I sometimes consciously split the functionality I’m testing into two parts: general: behaviour that is the same, or similar, regardless of where it appears, how it is invoked and so on; and specific: which differs according to function, context, time, data types etc. 

I’ll tend to do this more on larger projects when the areas are new to me, or to the product, or if they’re complex, or I think the test framework will be complex, or the specific is heavily dependent for its delivery on the general, or perhaps when the specific details are certain to change but the general will be stable.  

I’ll be looking to implement automation that concentrates first on general functionality and self-consistency and that will serve as a backstop when I move on to the more specific material. 

To speed things up, to get wider coverage easily, and to avoid dependencies, I’ll try to avoid crafting new test data by looking for data already in the company that can be reused. Static dumps from live servers can be good, but dynamically changing internal landfill instances are gold dust because they’ll be running the latest Dev build and generating new data all the time.

Take the example of a server which exposes an API using HTTP. The API gives clients access to resources (by URLs) and actions on those resources (e.g. searching across back-end data sources).  My functionality breakdown might include the following:

general: each resource is exposed to a client as custom data structures but some properties will be shared across resources, e.g. “children” always represents sub-resources whose URL can be derived from the resource itself.  

An interesting subset of general functionality is those based on standards. In this case, the HTTP standard for client-server communications is  well-defined and independent of your product (although your product may only implement parts of it and there are areas in which there is leeway for client and server to choose an action).  

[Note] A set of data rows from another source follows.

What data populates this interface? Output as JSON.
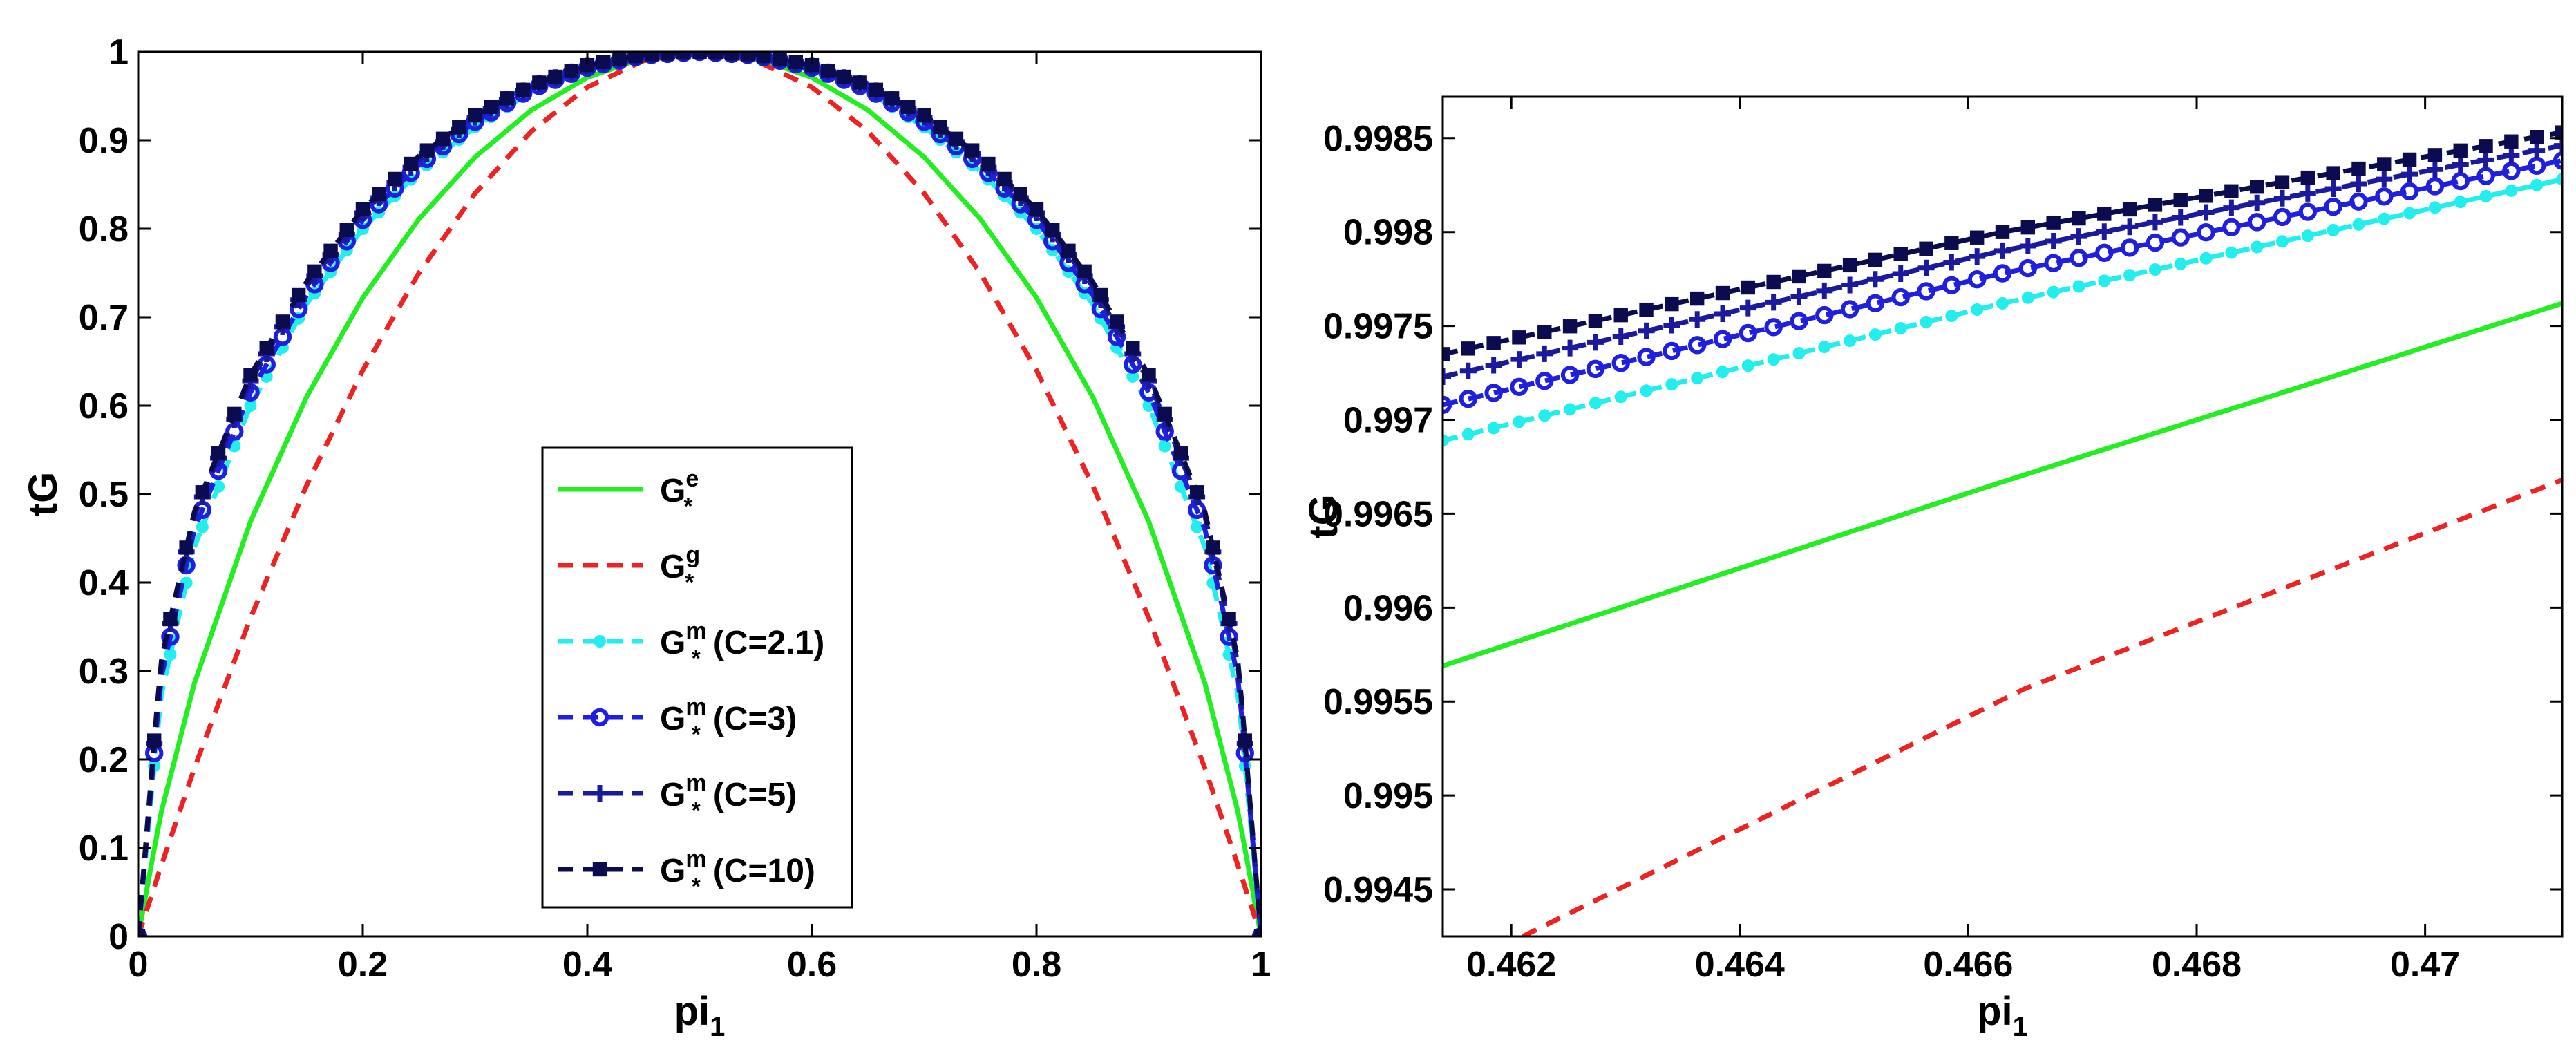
{
  "colors": {
    "G_e": "#22ee22",
    "G_g": "#ee2222",
    "G_m_2_1": "#22eeee",
    "G_m_3": "#1f1fe0",
    "G_m_5": "#1a1a9c",
    "G_m_10": "#0b0b50",
    "axis": "#000000"
  },
  "chart_data": [
    {
      "type": "line",
      "name": "full-range",
      "title": "",
      "xlabel": "pi",
      "xlabel_subscript": "1",
      "ylabel": "tG",
      "xlim": [
        0,
        1
      ],
      "ylim": [
        0,
        1
      ],
      "xticks": [
        0,
        0.2,
        0.4,
        0.6,
        0.8,
        1
      ],
      "xtick_labels": [
        "0",
        "0.2",
        "0.4",
        "0.6",
        "0.8",
        "1"
      ],
      "yticks": [
        0,
        0.1,
        0.2,
        0.3,
        0.4,
        0.5,
        0.6,
        0.7,
        0.8,
        0.9,
        1
      ],
      "ytick_labels": [
        "0",
        "0.1",
        "0.2",
        "0.3",
        "0.4",
        "0.5",
        "0.6",
        "0.7",
        "0.8",
        "0.9",
        "1"
      ],
      "legend_position": "lower-center",
      "series": [
        {
          "key": "G_e",
          "name": "G",
          "sup": "e",
          "sub": "*",
          "paren": "",
          "style": "solid",
          "marker": "none",
          "x": [
            0,
            0.02,
            0.05,
            0.1,
            0.15,
            0.2,
            0.25,
            0.3,
            0.35,
            0.4,
            0.45,
            0.5,
            0.55,
            0.6,
            0.65,
            0.7,
            0.75,
            0.8,
            0.85,
            0.9,
            0.95,
            0.98,
            1
          ],
          "y": [
            0,
            0.138,
            0.286,
            0.469,
            0.61,
            0.722,
            0.811,
            0.881,
            0.934,
            0.971,
            0.993,
            1.0,
            0.993,
            0.971,
            0.934,
            0.881,
            0.811,
            0.722,
            0.61,
            0.469,
            0.286,
            0.138,
            0
          ]
        },
        {
          "key": "G_g",
          "name": "G",
          "sup": "g",
          "sub": "*",
          "paren": "",
          "style": "dashed",
          "marker": "none",
          "x": [
            0,
            0.02,
            0.05,
            0.1,
            0.15,
            0.2,
            0.25,
            0.3,
            0.35,
            0.4,
            0.45,
            0.5,
            0.55,
            0.6,
            0.65,
            0.7,
            0.75,
            0.8,
            0.85,
            0.9,
            0.95,
            0.98,
            1
          ],
          "y": [
            0,
            0.078,
            0.19,
            0.36,
            0.51,
            0.64,
            0.75,
            0.84,
            0.91,
            0.96,
            0.99,
            1.0,
            0.99,
            0.96,
            0.91,
            0.84,
            0.75,
            0.64,
            0.51,
            0.36,
            0.19,
            0.078,
            0
          ]
        },
        {
          "key": "G_m_2_1",
          "name": "G",
          "sup": "m",
          "sub": "*",
          "paren": "(C=2.1)",
          "style": "dashed",
          "marker": "dot",
          "x": [
            0,
            0.02,
            0.05,
            0.1,
            0.15,
            0.2,
            0.25,
            0.3,
            0.35,
            0.4,
            0.45,
            0.5,
            0.55,
            0.6,
            0.65,
            0.7,
            0.75,
            0.8,
            0.85,
            0.9,
            0.95,
            0.98,
            1
          ],
          "y": [
            0,
            0.27,
            0.44,
            0.6,
            0.715,
            0.8,
            0.865,
            0.915,
            0.955,
            0.98,
            0.995,
            1.0,
            0.995,
            0.98,
            0.955,
            0.915,
            0.865,
            0.8,
            0.715,
            0.6,
            0.44,
            0.27,
            0
          ]
        },
        {
          "key": "G_m_3",
          "name": "G",
          "sup": "m",
          "sub": "*",
          "paren": "(C=3)",
          "style": "dashed",
          "marker": "circle",
          "x": [
            0,
            0.02,
            0.05,
            0.1,
            0.15,
            0.2,
            0.25,
            0.3,
            0.35,
            0.4,
            0.45,
            0.5,
            0.55,
            0.6,
            0.65,
            0.7,
            0.75,
            0.8,
            0.85,
            0.9,
            0.95,
            0.98,
            1
          ],
          "y": [
            0,
            0.29,
            0.46,
            0.615,
            0.725,
            0.81,
            0.872,
            0.921,
            0.958,
            0.982,
            0.996,
            1.0,
            0.996,
            0.982,
            0.958,
            0.921,
            0.872,
            0.81,
            0.725,
            0.615,
            0.46,
            0.29,
            0
          ]
        },
        {
          "key": "G_m_5",
          "name": "G",
          "sup": "m",
          "sub": "*",
          "paren": "(C=5)",
          "style": "dashed",
          "marker": "plus",
          "x": [
            0,
            0.02,
            0.05,
            0.1,
            0.15,
            0.2,
            0.25,
            0.3,
            0.35,
            0.4,
            0.45,
            0.5,
            0.55,
            0.6,
            0.65,
            0.7,
            0.75,
            0.8,
            0.85,
            0.9,
            0.95,
            0.98,
            1
          ],
          "y": [
            0,
            0.305,
            0.475,
            0.628,
            0.735,
            0.818,
            0.878,
            0.926,
            0.961,
            0.984,
            0.996,
            1.0,
            0.996,
            0.984,
            0.961,
            0.926,
            0.878,
            0.818,
            0.735,
            0.628,
            0.475,
            0.305,
            0
          ]
        },
        {
          "key": "G_m_10",
          "name": "G",
          "sup": "m",
          "sub": "*",
          "paren": "(C=10)",
          "style": "dashed",
          "marker": "square",
          "x": [
            0,
            0.02,
            0.05,
            0.1,
            0.15,
            0.2,
            0.25,
            0.3,
            0.35,
            0.4,
            0.45,
            0.5,
            0.55,
            0.6,
            0.65,
            0.7,
            0.75,
            0.8,
            0.85,
            0.9,
            0.95,
            0.98,
            1
          ],
          "y": [
            0,
            0.31,
            0.48,
            0.635,
            0.74,
            0.822,
            0.882,
            0.928,
            0.962,
            0.985,
            0.997,
            1.0,
            0.997,
            0.985,
            0.962,
            0.928,
            0.882,
            0.822,
            0.74,
            0.635,
            0.48,
            0.31,
            0
          ]
        }
      ]
    },
    {
      "type": "line",
      "name": "zoomed",
      "title": "",
      "xlabel": "pi",
      "xlabel_subscript": "1",
      "ylabel": "tG",
      "xlim": [
        0.4614,
        0.4712
      ],
      "ylim": [
        0.99425,
        0.99872
      ],
      "xticks": [
        0.462,
        0.464,
        0.466,
        0.468,
        0.47
      ],
      "xtick_labels": [
        "0.462",
        "0.464",
        "0.466",
        "0.468",
        "0.47"
      ],
      "yticks": [
        0.9945,
        0.995,
        0.9955,
        0.996,
        0.9965,
        0.997,
        0.9975,
        0.998,
        0.9985
      ],
      "ytick_labels": [
        "0.9945",
        "0.995",
        "0.9955",
        "0.996",
        "0.9965",
        "0.997",
        "0.9975",
        "0.998",
        "0.9985"
      ],
      "series": [
        {
          "key": "G_e",
          "style": "solid",
          "marker": "none",
          "x": [
            0.4614,
            0.4663,
            0.4712
          ],
          "y": [
            0.99569,
            0.99667,
            0.99762
          ]
        },
        {
          "key": "G_g",
          "style": "dashed",
          "marker": "none",
          "x": [
            0.4621,
            0.4665,
            0.4712
          ],
          "y": [
            0.99425,
            0.99557,
            0.99668
          ]
        },
        {
          "key": "G_m_2_1",
          "style": "dashed",
          "marker": "dot",
          "x": [
            0.4614,
            0.4663,
            0.4712
          ],
          "y": [
            0.99689,
            0.99762,
            0.99828
          ]
        },
        {
          "key": "G_m_3",
          "style": "dashed",
          "marker": "circle",
          "x": [
            0.4614,
            0.4663,
            0.4712
          ],
          "y": [
            0.99708,
            0.99778,
            0.99838
          ]
        },
        {
          "key": "G_m_5",
          "style": "dashed",
          "marker": "plus",
          "x": [
            0.4614,
            0.4663,
            0.4712
          ],
          "y": [
            0.99723,
            0.9979,
            0.99846
          ]
        },
        {
          "key": "G_m_10",
          "style": "dashed",
          "marker": "square",
          "x": [
            0.4614,
            0.4663,
            0.4712
          ],
          "y": [
            0.99735,
            0.998,
            0.99853
          ]
        }
      ]
    }
  ]
}
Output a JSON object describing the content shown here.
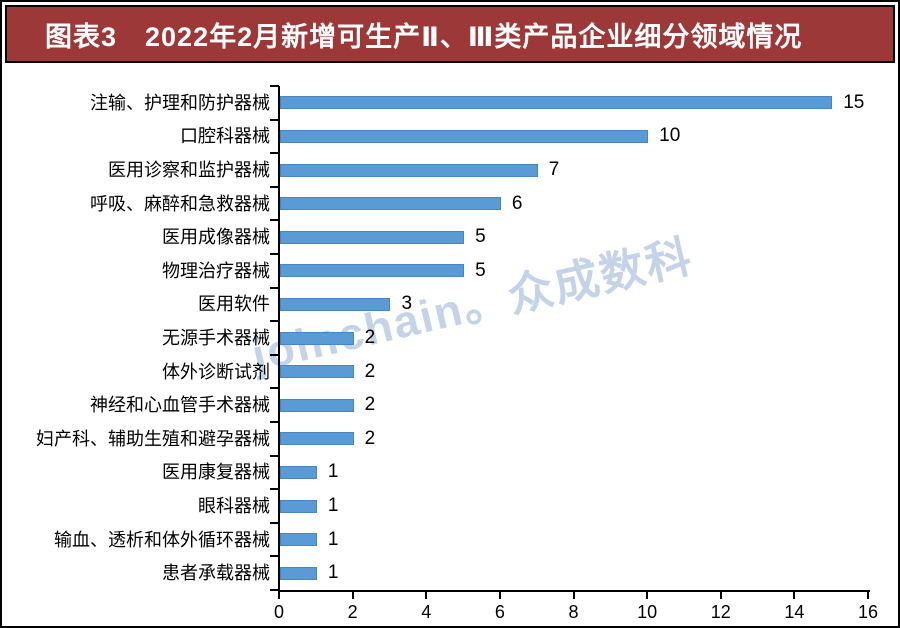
{
  "banner": {
    "title": "图表3　2022年2月新增可生产Ⅱ、Ⅲ类产品企业细分领域情况",
    "background": "#9D3838",
    "text_color": "#FFFFFF",
    "border_color": "#000000"
  },
  "watermark": {
    "text": "joinchain。众成数科",
    "color": "#C5D3E8"
  },
  "chart_data": {
    "type": "bar",
    "orientation": "horizontal",
    "title": "",
    "xlabel": "",
    "ylabel": "",
    "categories": [
      "注输、护理和防护器械",
      "口腔科器械",
      "医用诊察和监护器械",
      "呼吸、麻醉和急救器械",
      "医用成像器械",
      "物理治疗器械",
      "医用软件",
      "无源手术器械",
      "体外诊断试剂",
      "神经和心血管手术器械",
      "妇产科、辅助生殖和避孕器械",
      "医用康复器械",
      "眼科器械",
      "输血、透析和体外循环器械",
      "患者承载器械"
    ],
    "values": [
      15,
      10,
      7,
      6,
      5,
      5,
      3,
      2,
      2,
      2,
      2,
      1,
      1,
      1,
      1
    ],
    "data_labels": [
      "15",
      "10",
      "7",
      "6",
      "5",
      "5",
      "3",
      "2",
      "2",
      "2",
      "2",
      "1",
      "1",
      "1",
      "1"
    ],
    "xlim": [
      0,
      16
    ],
    "x_ticks": [
      0,
      2,
      4,
      6,
      8,
      10,
      12,
      14,
      16
    ],
    "grid": false,
    "legend": false,
    "bar_color": "#5B9BD5",
    "bar_border_color": "#4486C6",
    "axis_color": "#000000"
  }
}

specific: any functions on the resources that are outside of HTTP are specific. For example, the query parameters on URLs will have a specific meaning to this server.

So how might I set up general testing, using pre-existing data here?

There’s a huge space of potential tests to do with conformance to HTTP RFCs. As these tests are, for the most part, independent of  the data in your system  you can implement them without worrying about what data you have (if you request a resource that’s not there, the system should respond with a 404).

A particular general test  might request the children of a collection resource (effectively a folder) and then request each of them in turn. If they all exist, it confirms a degree of consistency between the back-end data, its presentation in the API, and the client-side view of it. Conversely, requesting a resource that you know should not exist (e.g. http://myserver/collection/thiswasnotachild) can confirm error behaviour. Note that you can not confirm that all of the children that should be there are present this way, without extra knowledge of whatever backs the server.

A subclass of specific tests is close to general: system meta data. That is, a set of attributes of the product that are true regardless of the data that’s in the system.  In the server example, perhaps there is a finite set of resource types that the server will enumerate. You can cheaply check that the server’s list agrees with a list in your test suite without knowing what data is stored for any of those types.

If there is a lot of data in your test systems, randomising access to it lets you trade run-time of a given invocation of the suite against cumulative coverage over time, because different sets of data will be visited on each run. You can implement a cache of what’s been touched in recent runs and avoid it later although I have found this not worth the hassle. On a landfill server, data can change under your feet which adds another dimension to the testing. And note that  it can be productive to run the suite against servers without any data in their back-end stores at all. 

These kinds of suites can also be parameterised. For example, we could ask the randomisation to run tests for a certain period of time, to a certain depth or breadth, for a certain number of data items or some other limit or search strategy.  In an  automated GUI test suite we’re building at the moment, we’re playing with parameters representing user behaviours such as “fast” vs “slow”, “keyboard” vs “mouse” and so on for different invocations of the suite – running the same tests in different ways.

So why might this kind of testing be interesting?

  • It puts you in the product (or in the technologies on which the product depends) immediately, learning about both, getting background for the specific testing and testing to a level that is practical and sensible at any given time.
  • You quickly flesh out the basic structure of your test harness, learn what kinds of utility functions you’ll need and the like. This can be invaluable when you’re ready to
    extend to specific tests because you’ve got the infrastructure in place already. 
    I try to partition the two sets of tests so that I can run them separately.
  • You end up testing against all sorts of malformed data (intermediate formats; buggy data, crafted data from the dev team, antique data from previous releases…) and learn a lot about how the application copes with them.
  • Consistency is a testing watchword (see e.g. FEW HICCUPPS) and time spent understanding the baseline level of consistency of a feature or product is seldom wasted.General testing is a lot about consistency.
  • When you’re ready to, and if it makes sense to, you can extend to creating data as well. If I do this, I make a point of cleaning up test suite data at close.

It’s clear that this approach has limitations. In particular, although it’s data-driven, it’s driven by the data that is present and by a one-sided view of that data. If it passes, it will tell you that  no inconsistencies were found in the data and functionality touched by a particular run, but no more.

Despite this, it can be very productive and later become a regression test that extends as the data you point it at evolves. There’s usually suitable data lying in your dev and test environments that belongs to you, was otherwise redundant and that you can get the extra value from.